People claiming all other benefits, such as those listed below, will remain outside of Universal Credit and will not be affected by these changes:
- Attendance carers’ and disability living allowance
- Pension Credits
- Personal Independence payments
- State retirement pensions
- Contributory job seekers’ allowance or employment support allowances
- Bereavement benefits
- Maternity allowances
- Local council tax support schemes
- Statutory sick, maternity, paternity or adoption pay.
If you and your partner are above pension credit age you will not be affected. People living in supported housing or sheltered housing are also not affected.
What’s different about Universal Credit?
Here are the main differences:
- You claim Online
- You update your circumstances online every month
- You receive one Universal credit payment instead of six different benefits
- If you live with your partner and you both get Universal Credit, you’ll get one monthly payment between you.
Other items to be aware and consider:
- Your first payment could take up to six weeks to be paid
- It is paid monthly and there’s just one payment per household
- Your payment is usually paid direct into your own bank account
- You pay your own rent- in most cases it won’t be paid direct to us
- If you’re making a Universal Credit claim, please let the Society know straight away
Tips to help prepare for Universal Credit
1. Open a bank account with a Direct Debit facility
You will need a bank account in order to receive Universal Credit. Direct Debit makes sure your rent is paid automatically, so you don't have to worry about remembering it.
2. Get Online
Universal Credit must be claimed online, so you'll need access to the internet. If you are unemployed you'll be expected to search for jobs online using Universal Jobs Match.

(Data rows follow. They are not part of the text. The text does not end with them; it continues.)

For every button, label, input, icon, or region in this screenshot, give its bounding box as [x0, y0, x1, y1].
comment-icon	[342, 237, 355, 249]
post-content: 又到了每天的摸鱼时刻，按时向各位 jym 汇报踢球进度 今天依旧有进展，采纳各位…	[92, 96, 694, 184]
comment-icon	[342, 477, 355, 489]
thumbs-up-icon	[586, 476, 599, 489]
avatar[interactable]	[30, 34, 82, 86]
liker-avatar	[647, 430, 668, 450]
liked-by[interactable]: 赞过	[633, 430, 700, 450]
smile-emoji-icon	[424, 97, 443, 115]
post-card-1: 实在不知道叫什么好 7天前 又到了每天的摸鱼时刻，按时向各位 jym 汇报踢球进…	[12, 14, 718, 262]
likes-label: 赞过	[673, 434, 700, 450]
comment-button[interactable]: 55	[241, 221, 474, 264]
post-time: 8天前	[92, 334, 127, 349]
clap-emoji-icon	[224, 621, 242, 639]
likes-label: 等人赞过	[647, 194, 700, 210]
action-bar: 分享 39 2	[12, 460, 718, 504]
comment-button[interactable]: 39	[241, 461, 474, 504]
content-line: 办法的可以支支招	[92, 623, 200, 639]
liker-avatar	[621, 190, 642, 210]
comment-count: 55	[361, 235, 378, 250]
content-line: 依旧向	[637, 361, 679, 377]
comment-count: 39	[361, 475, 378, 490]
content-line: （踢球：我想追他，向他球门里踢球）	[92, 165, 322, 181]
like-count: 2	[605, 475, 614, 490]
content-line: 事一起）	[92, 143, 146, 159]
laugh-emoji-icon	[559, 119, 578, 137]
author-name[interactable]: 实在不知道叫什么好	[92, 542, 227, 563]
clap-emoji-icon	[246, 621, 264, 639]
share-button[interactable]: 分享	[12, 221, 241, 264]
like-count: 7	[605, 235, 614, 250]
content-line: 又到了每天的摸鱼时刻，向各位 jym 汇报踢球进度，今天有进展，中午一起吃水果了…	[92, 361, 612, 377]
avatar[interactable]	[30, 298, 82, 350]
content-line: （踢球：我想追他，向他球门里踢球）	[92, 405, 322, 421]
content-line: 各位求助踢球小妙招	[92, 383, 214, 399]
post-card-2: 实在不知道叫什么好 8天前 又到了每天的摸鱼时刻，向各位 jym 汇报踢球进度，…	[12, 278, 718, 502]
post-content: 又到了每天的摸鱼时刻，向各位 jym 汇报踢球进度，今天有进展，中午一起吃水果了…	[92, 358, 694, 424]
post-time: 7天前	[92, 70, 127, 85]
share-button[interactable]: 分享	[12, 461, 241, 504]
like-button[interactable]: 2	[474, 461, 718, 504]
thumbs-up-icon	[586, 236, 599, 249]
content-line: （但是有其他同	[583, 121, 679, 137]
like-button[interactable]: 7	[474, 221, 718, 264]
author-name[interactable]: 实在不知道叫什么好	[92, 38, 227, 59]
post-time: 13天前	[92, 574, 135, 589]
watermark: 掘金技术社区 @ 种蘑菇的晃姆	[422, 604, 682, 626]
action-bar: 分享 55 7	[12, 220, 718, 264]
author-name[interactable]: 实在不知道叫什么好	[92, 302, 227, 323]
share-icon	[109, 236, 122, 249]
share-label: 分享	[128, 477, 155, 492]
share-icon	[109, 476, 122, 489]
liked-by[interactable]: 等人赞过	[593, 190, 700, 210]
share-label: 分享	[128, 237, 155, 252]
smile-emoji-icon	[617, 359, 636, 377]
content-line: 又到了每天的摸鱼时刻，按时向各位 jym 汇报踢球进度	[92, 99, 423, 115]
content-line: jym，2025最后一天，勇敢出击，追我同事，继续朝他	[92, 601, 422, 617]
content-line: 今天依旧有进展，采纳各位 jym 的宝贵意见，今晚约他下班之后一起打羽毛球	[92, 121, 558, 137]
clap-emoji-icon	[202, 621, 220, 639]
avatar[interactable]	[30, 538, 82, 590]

- You can access the internet at a Job Centre or at your local Online Centre. The Post Office can give you a list of your 5 nearest free centres.
- If you need to brush up on your computer skills, call UK Online on 0800 771 234 or visitwww.ukonlinecentres.com. They can help you find courses near where you live.
- Getting online also helps you find the cheapest deals, stay in touch with friends & family and check your bank account.
3. Budget your money
Setting a sensible spending budget helps ensure you won't run out of money before your next payment is due.